Claude Chabrol a bien failli passer devant les tribunaux à cause de ce film. Il faut dire qu'il traite de l'affaire Elf, véritable étalage de magouilles politico-industrielles où énormément de gens haut-placés ont été impliqué. Même si Chabrol s'en inspire, le film reste une fiction avec des noms modifiés bien que l'on peut facilement reconnaître des protagonistes de l'affaire. A commencer par le personnage d'Isabelle Huppert, décalque d'Eva Joly alors juge d'instruction en charge de l'affaire. Une histoire que n'a pas du tout digéré Joly, notamment l'évocation du suicide de son mari au moment de l'affaire. Elle a essayé d'obtenir une copie du film au Tribunal de Paris avant sa sortie, mais l'affaire n'ira pas plus loin. Inutile de dire que la future candidate à la présidentielle n'a pas vraiment apprécié le film, trouvant que "ce qui faisait [la] force [de Chabrol], le regard sur la petite bourgeoisie française, cette grille de lecture-là, sur l'Affaire Elf, ne fonctionne pas.".
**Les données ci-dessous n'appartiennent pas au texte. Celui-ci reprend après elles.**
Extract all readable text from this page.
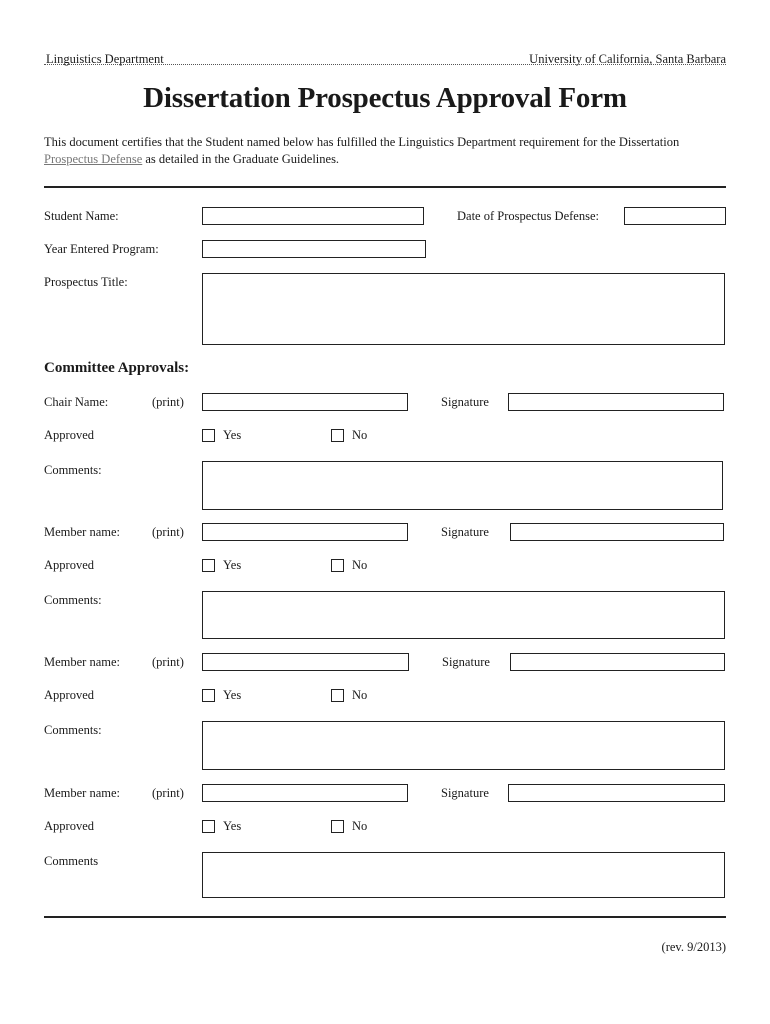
Linguistics Department	University of California, Santa Barbara
Dissertation Prospectus Approval Form
This document certifies that the Student named below has fulfilled the Linguistics Department requirement for the Dissertation Prospectus Defense as detailed in the Graduate Guidelines.
Student Name:	Date of Prospectus Defense:
Year Entered Program:
Prospectus Title:
Committee Approvals:
Chair Name:	(print)	Signature
Approved	Yes	No
Comments:
Member name:	(print)	Signature
Approved	Yes	No
Comments:
Member name:	(print)	Signature
Approved	Yes	No
Comments:
Member name:	(print)	Signature
Approved	Yes	No
Comments
(rev. 9/2013)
Plus qu'un film évoquant l'Affaire Elf, L'ivresse du pouvoir est surtout l'occasion de montrer un système tentaculaire avec des puissants prêts à toutes les bassesses pour se couvrir, quitte à passer par des intimidations ou des jeux de pouvoirs. Comme amener la juge vers un autre cabinet en lui faisant croire qu'elle aura plus de force de frappe, alors que non. Il y aura toujours des restrictions malgré les apparences. Ce qui ne va pas empêcher ce bel empire de s'effriter petit à petit, ne restant plus que des miettes.
De l'autre côté, le juge est dans une situation similaire. Sa vie explose, ses idéaux s'effondrent également et plus le temps passe, plus le pouvoir devient envahissant. Et si cela était de trop pour une seule personne ? Quelle est la frontière avant de devenir aussi impitoyable que ceux que l'on traque ? Il y a un peu de tout ça dans le portrait de l'héroïne, très bien campée par Isabelle Huppert. Une femme de poigne dans un monde globalement rempli d'hommes, mais atteignant aussi ses limites très rapidement aussi bien dans son métier que dans sa vie personnelle.
Chabrol filme un film intriguant sur le pouvoir, qu'il soit judiciaire ou dans le milieu des affaires. Sauf que comme le suggère le réalisateur, le moment de passer à la caisse finit parfois par arriver. On le voit par le personnage de François Berléand, peut-être celui qui casque le plus dans l'histoire. Idem pour le soi-disant intouchable campé par Patrick Bruel.
Au passage, si l'affaire vous intéresse, il existe un téléfilm en deux parties signé Lucas Belvaux avec Nicole Garcia dans le rôle de Joly (Les prédateurs, 2007). Inutile de dire qu'elle a apprécié.